まったく縁もゆかりもない個人が「皇室の敵」と認定した小室家を話題にすることで、日本という大きなコミュニティの一員であることが観客席で観劇するかのように実感できるのです。これは、行き場のないストレスや不満で社会が分裂するのを防止する、国民的ないけにえという強力な安全弁による社会の統合といえます。

しかしながら、この熱狂は一時的なものに過ぎず、メディアが上演する期間が終わってしまえば、途端に目の前から消え失せることもまた事実です。これを社会学者のジグムント・バウマンは「クローク型共同体」と呼びましたが、その真意は観客席で観劇している間(クロークに荷物を預けている時間)だけ感情を共有するはかないものだからです(『リキッド・モダニティ 液状化する社会』森田典正訳、大月書店)。見ず知らずの他人が供犠によってつながる「血祭りの共同体」といえます。

一時金の辞退や皇籍の離脱で済む問題ではない

わたしたちにとって「聖なるもの」は、通常あまり意識されることはありませんが、皇室をめぐる今回の異様なまでのバッシングは、人々の心に極めて強力な新聖のスイッチがあること、それが皇室の聖性とシンクロしていることが改めて浮き彫りになったと思われます。また、コロナ禍で社会状況が悪化していく中で、全員一致で攻撃できるにえを欲し、ガス抜きしたいと望む傾向が後押ししています。

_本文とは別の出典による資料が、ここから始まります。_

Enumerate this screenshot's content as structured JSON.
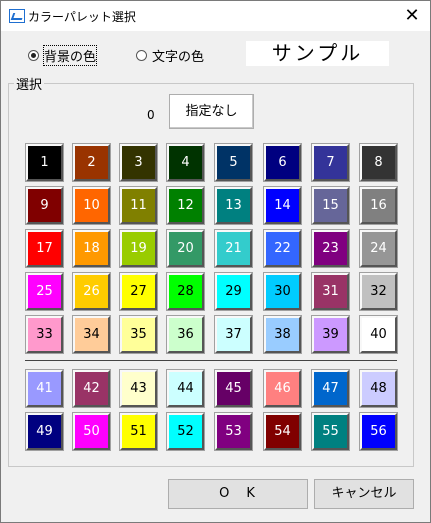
{
  "window": {
    "title": "カラーパレット選択",
    "close_glyph": "✕"
  },
  "radios": {
    "background": {
      "label": "背景の色",
      "selected": true
    },
    "text": {
      "label": "文字の色",
      "selected": false
    }
  },
  "sample_text": "サンプル",
  "group": {
    "label": "選択",
    "zero_label": "0",
    "none_button": "指定なし"
  },
  "swatches": [
    {
      "label": "1",
      "bg": "#000000",
      "fg": "#ffffff"
    },
    {
      "label": "2",
      "bg": "#993300",
      "fg": "#ffffff"
    },
    {
      "label": "3",
      "bg": "#333300",
      "fg": "#ffffff"
    },
    {
      "label": "4",
      "bg": "#003300",
      "fg": "#ffffff"
    },
    {
      "label": "5",
      "bg": "#003366",
      "fg": "#ffffff"
    },
    {
      "label": "6",
      "bg": "#000080",
      "fg": "#ffffff"
    },
    {
      "label": "7",
      "bg": "#333399",
      "fg": "#ffffff"
    },
    {
      "label": "8",
      "bg": "#333333",
      "fg": "#ffffff"
    },
    {
      "label": "9",
      "bg": "#800000",
      "fg": "#ffffff"
    },
    {
      "label": "10",
      "bg": "#ff6600",
      "fg": "#ffffff"
    },
    {
      "label": "11",
      "bg": "#808000",
      "fg": "#ffffff"
    },
    {
      "label": "12",
      "bg": "#008000",
      "fg": "#ffffff"
    },
    {
      "label": "13",
      "bg": "#008080",
      "fg": "#ffffff"
    },
    {
      "label": "14",
      "bg": "#0000ff",
      "fg": "#ffffff"
    },
    {
      "label": "15",
      "bg": "#666699",
      "fg": "#ffffff"
    },
    {
      "label": "16",
      "bg": "#808080",
      "fg": "#ffffff"
    },
    {
      "label": "17",
      "bg": "#ff0000",
      "fg": "#ffffff"
    },
    {
      "label": "18",
      "bg": "#ff9900",
      "fg": "#ffffff"
    },
    {
      "label": "19",
      "bg": "#99cc00",
      "fg": "#ffffff"
    },
    {
      "label": "20",
      "bg": "#339966",
      "fg": "#ffffff"
    },
    {
      "label": "21",
      "bg": "#33cccc",
      "fg": "#ffffff"
    },
    {
      "label": "22",
      "bg": "#3366ff",
      "fg": "#ffffff"
    },
    {
      "label": "23",
      "bg": "#800080",
      "fg": "#ffffff"
    },
    {
      "label": "24",
      "bg": "#969696",
      "fg": "#ffffff"
    },
    {
      "label": "25",
      "bg": "#ff00ff",
      "fg": "#ffffff"
    },
    {
      "label": "26",
      "bg": "#ffcc00",
      "fg": "#ffffff"
    },
    {
      "label": "27",
      "bg": "#ffff00",
      "fg": "#000000"
    },
    {
      "label": "28",
      "bg": "#00ff00",
      "fg": "#000000"
    },
    {
      "label": "29",
      "bg": "#00ffff",
      "fg": "#000000"
    },
    {
      "label": "30",
      "bg": "#00ccff",
      "fg": "#000000"
    },
    {
      "label": "31",
      "bg": "#993366",
      "fg": "#ffffff"
    },
    {
      "label": "32",
      "bg": "#c0c0c0",
      "fg": "#000000"
    },
    {
      "label": "33",
      "bg": "#ff99cc",
      "fg": "#000000"
    },
    {
      "label": "34",
      "bg": "#ffcc99",
      "fg": "#000000"
    },
    {
      "label": "35",
      "bg": "#ffff99",
      "fg": "#000000"
    },
    {
      "label": "36",
      "bg": "#ccffcc",
      "fg": "#000000"
    },
    {
      "label": "37",
      "bg": "#ccffff",
      "fg": "#000000"
    },
    {
      "label": "38",
      "bg": "#99ccff",
      "fg": "#000000"
    },
    {
      "label": "39",
      "bg": "#cc99ff",
      "fg": "#000000"
    },
    {
      "label": "40",
      "bg": "#ffffff",
      "fg": "#000000"
    },
    {
      "label": "41",
      "bg": "#9999ff",
      "fg": "#ffffff"
    },
    {
      "label": "42",
      "bg": "#993366",
      "fg": "#ffffff"
    },
    {
      "label": "43",
      "bg": "#ffffcc",
      "fg": "#000000"
    },
    {
      "label": "44",
      "bg": "#ccffff",
      "fg": "#000000"
    },
    {
      "label": "45",
      "bg": "#660066",
      "fg": "#ffffff"
    },
    {
      "label": "46",
      "bg": "#ff8080",
      "fg": "#ffffff"
    },
    {
      "label": "47",
      "bg": "#0066cc",
      "fg": "#ffffff"
    },
    {
      "label": "48",
      "bg": "#ccccff",
      "fg": "#000000"
    },
    {
      "label": "49",
      "bg": "#000080",
      "fg": "#ffffff"
    },
    {
      "label": "50",
      "bg": "#ff00ff",
      "fg": "#ffffff"
    },
    {
      "label": "51",
      "bg": "#ffff00",
      "fg": "#000000"
    },
    {
      "label": "52",
      "bg": "#00ffff",
      "fg": "#000000"
    },
    {
      "label": "53",
      "bg": "#800080",
      "fg": "#ffffff"
    },
    {
      "label": "54",
      "bg": "#800000",
      "fg": "#ffffff"
    },
    {
      "label": "55",
      "bg": "#008080",
      "fg": "#ffffff"
    },
    {
      "label": "56",
      "bg": "#0000ff",
      "fg": "#ffffff"
    }
  ],
  "buttons": {
    "ok": "O　K",
    "cancel": "キャンセル"
  }
}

これらの視点を踏まえると、この常軌を逸した狂騒曲は決してただの空騒ぎなどではなく、心理的に恐らくかなり根深い背景要因があることが推定され、神経を逆なでするアラームが発動し続ける限りはどこまでも暴走する危険性すらあります。これが税金を使う・使わないといったレベルの調整で抑えられるようには到底思えません。

そのため、結論としては、仮に眞子さまが一時金を辞退したり、皇籍を離脱したりしても、本質的には小室・秋篠宮両家の接近、「聖域の侵犯」問題が解決されない限りは、いかなる処方箋も有効ではない可能性が否めないのです。